Published
First off, I just want to say that I'm a nursing student. I start my clinicals in January, so I haven't had experience out in the field as a "professional", I've only had experience as a patient.
My gripe as I've been through some health problems with headaches and my head and neck these passed few weeks is this:
I feel like I could have been better informed by doctors on several areas, including: explaining my diagnosis before "shooing me" out of the room, prescribing me the right medication (I was prescribed a medication that is well known to interact with another medication that I'm currently taking), prescribing a lower dose of a medication that I'm currently taking without discussing with me the intense side effects that go along with lowering a dose of this particular medicine, and listening to me and my issues before jumping to conclusions and sending me to another specialist or out for another test.
All of these things happened in a reputable practice of a reputable hospital.
My question is this:
As a nurse, do you find this to be common practice by doctors? Do you find that people (doctors, nurses) are not always as thorough as they should be? If this is common, how do you react to the other professionals if an ethical issue is crossed? Do you find that you become more lax as a professional when others where you work are more lax? Do you feel that these people lack the knowledge or are they just being lazy?

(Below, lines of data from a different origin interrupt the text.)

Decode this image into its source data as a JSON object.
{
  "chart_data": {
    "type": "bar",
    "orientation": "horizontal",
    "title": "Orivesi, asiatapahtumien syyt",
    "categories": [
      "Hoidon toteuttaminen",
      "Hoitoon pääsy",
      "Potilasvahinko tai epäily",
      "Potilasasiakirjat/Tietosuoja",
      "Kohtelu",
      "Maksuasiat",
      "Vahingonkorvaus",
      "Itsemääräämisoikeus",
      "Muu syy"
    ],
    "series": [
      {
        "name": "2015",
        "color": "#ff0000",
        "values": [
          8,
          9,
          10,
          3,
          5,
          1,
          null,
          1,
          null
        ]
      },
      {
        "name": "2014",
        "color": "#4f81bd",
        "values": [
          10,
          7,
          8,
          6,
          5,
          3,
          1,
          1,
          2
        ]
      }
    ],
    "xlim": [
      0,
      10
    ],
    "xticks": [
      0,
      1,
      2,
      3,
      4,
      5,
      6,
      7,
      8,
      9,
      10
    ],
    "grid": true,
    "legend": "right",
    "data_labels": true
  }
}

In my personal opinion, and because I am extremely detail oriented, I don't know that I could get along in a situation where patients where not being well informed, and the professionals were not "doing their job". Is this as common as I think it is?
I almost feel like I'm going to spend all this time learning important material in nursing school, only to find that no one cares when I get out and do my job. Any thoughts or words of wisdom?

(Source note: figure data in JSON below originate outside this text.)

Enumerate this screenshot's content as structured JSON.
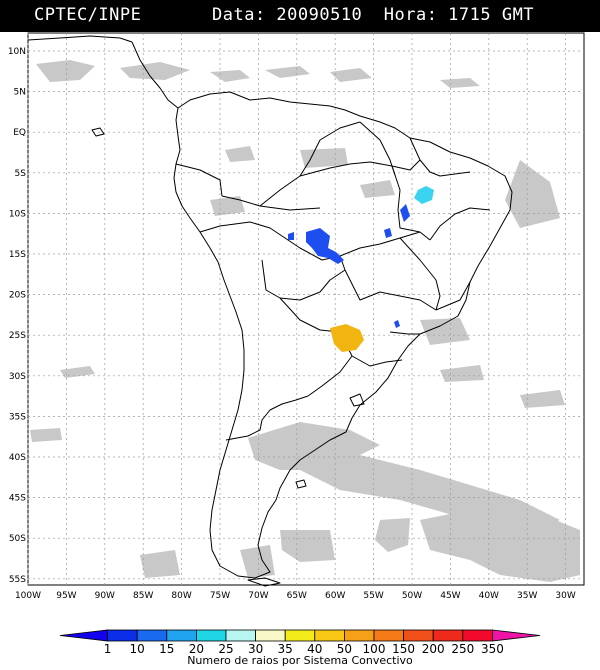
{
  "header": {
    "source": "CPTEC/INPE",
    "datetime": "Data: 20090510  Hora: 1715 GMT"
  },
  "map": {
    "lat_labels": [
      "10N",
      "5N",
      "EQ",
      "5S",
      "10S",
      "15S",
      "20S",
      "25S",
      "30S",
      "35S",
      "40S",
      "45S",
      "50S",
      "55S"
    ],
    "lon_labels": [
      "100W",
      "95W",
      "90W",
      "85W",
      "80W",
      "75W",
      "70W",
      "65W",
      "60W",
      "55W",
      "50W",
      "45W",
      "40W",
      "35W",
      "30W"
    ],
    "colors": {
      "land_outline": "#000000",
      "cloud": "#c8c8c8",
      "grid": "#9a9a9a"
    },
    "systems": [
      {
        "name": "central-brazil-cluster",
        "color": "#1e4ef0"
      },
      {
        "name": "northeast-brazil-cluster",
        "color": "#3ad4f0"
      },
      {
        "name": "paraguay-cluster",
        "color": "#f2b50f"
      }
    ]
  },
  "colorbar": {
    "caption": "Numero de raios por Sistema Convectivo",
    "labels": [
      "1",
      "10",
      "15",
      "20",
      "25",
      "30",
      "35",
      "40",
      "50",
      "100",
      "150",
      "200",
      "250",
      "350"
    ],
    "colors": [
      "#1200ee",
      "#0b2ee8",
      "#1a6af0",
      "#20a4f0",
      "#1fd6e6",
      "#b8f6f4",
      "#f8f8c8",
      "#f4ec1a",
      "#f8c814",
      "#f6a018",
      "#f67a18",
      "#f2501a",
      "#ee2a1c",
      "#f20a2a",
      "#ee14a8"
    ]
  }
}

Try working a 12 hour shift taking care of 7 patients. There is the ideal/holy grail of thorough, and then the actual reality of the nursing world.
That's oh-so-true... I just wish my nursing instructors had admitted to that. They would get all over us for the smallest things. I can understand that they don't want to train up nurses with bad habits but by emphasizing the importance of getting everything right every time meant that we didn't learn how to cope with situations where we can't get everything done just so.
november17, ASN, RN
1 Article; 980 Posts
Try working a 12 hour shift taking care of 7 patients. There is the ideal/holy grail of thorough, and then the actual reality of the nursing world.